What will be the training data? Which texts (books, essays, papers etc.) are the most clear and reliable sources which AI might prioritize in extracting value learning from?

Without an agreed on set of ethics, how can we decide on the criteria for choosing what to include in the source material? How should all this be decided?

What if a state actor or the owner of a large tech company got control of the process of seeding the AI – and included selfishly parochial values? Or a religion who’s tenets rank their followers far above all others strove to make apocalyptic prophecy come true?

A Limitation of CEV:
There are cherished values we don’t yet have adequate empirical data to support or can’t explain well, perhaps we should avoid taking a leap of faith with them until we understand them better. It might be best to be careful what we wish for, and avoid totalizing solutions based on flawed value extrapolations.

What about values we have not thought about yet? Inside the gulf between the upper limits of things we can reason about and what the AI can reason about, there may be value who’s signatures look un-intuitive, noisy or alien to us. Should AI take these values into account without them being put before us for consideration? Short of us being cognitively uplifted, AI may be able to translate these value signatures into forms which are more familiar to us, at the expense of detail, so at least we get to ponder them before we give the go ahead for an implementation.

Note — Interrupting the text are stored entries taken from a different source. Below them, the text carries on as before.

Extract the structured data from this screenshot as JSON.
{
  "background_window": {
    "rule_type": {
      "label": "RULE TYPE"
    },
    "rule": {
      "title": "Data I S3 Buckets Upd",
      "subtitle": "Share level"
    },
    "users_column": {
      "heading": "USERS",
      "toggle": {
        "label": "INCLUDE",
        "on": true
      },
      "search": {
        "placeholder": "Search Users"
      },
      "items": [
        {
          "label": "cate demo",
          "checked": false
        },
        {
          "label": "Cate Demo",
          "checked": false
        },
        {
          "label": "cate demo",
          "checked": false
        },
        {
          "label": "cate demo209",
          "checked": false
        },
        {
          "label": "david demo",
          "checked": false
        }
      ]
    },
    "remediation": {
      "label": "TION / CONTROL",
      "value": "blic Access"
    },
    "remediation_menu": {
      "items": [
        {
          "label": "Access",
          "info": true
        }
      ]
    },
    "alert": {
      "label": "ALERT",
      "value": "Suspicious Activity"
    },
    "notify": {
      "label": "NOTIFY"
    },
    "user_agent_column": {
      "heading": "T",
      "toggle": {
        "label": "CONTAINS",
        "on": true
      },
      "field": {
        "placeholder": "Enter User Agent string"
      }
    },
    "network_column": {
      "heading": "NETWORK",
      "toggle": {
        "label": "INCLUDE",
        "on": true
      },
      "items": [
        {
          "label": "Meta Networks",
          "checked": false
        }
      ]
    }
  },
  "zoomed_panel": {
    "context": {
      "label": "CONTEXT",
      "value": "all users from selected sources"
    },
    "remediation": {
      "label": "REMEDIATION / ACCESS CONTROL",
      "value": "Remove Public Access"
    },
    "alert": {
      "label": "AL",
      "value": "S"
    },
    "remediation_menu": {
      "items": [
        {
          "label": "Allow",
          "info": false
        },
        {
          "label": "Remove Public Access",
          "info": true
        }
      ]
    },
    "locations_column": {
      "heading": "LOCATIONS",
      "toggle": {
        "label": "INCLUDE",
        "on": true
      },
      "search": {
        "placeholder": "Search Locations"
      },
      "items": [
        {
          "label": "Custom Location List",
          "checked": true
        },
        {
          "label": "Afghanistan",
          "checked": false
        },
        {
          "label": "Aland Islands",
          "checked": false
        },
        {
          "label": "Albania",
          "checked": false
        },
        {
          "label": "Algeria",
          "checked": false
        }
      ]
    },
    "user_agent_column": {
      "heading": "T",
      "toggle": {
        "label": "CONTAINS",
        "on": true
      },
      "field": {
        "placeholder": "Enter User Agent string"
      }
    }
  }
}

Don’t let the perfect be the enemy of the good. It may be difficult to see us getting to a solved universal moral theory that people are ‘epistemically obliged’ to follow, though if we can achieve existential security and stability there will be plenty of time to discover new value, we don’t need to have it all at once. Perhaps discovering a universal moral theory is one of the things we can strive for during periods of long reflection.

Conflict over who gets to define what AI values

The CEV proposal aims to prevent conflict over the seed dynamics of the first superintelligent AI. While it mitigates some motives for conflict, it doesn’t eliminate them entirely.

The CEV approach involves significant complexity and ethical challenges, especially concerning who gets included in the initial extrapolation base and how to handle conflicting interests and values.

These points highlight the intricate ethical and practical issues involved in designing a superintelligence that can accurately represent and act upon humanity’s collective volition.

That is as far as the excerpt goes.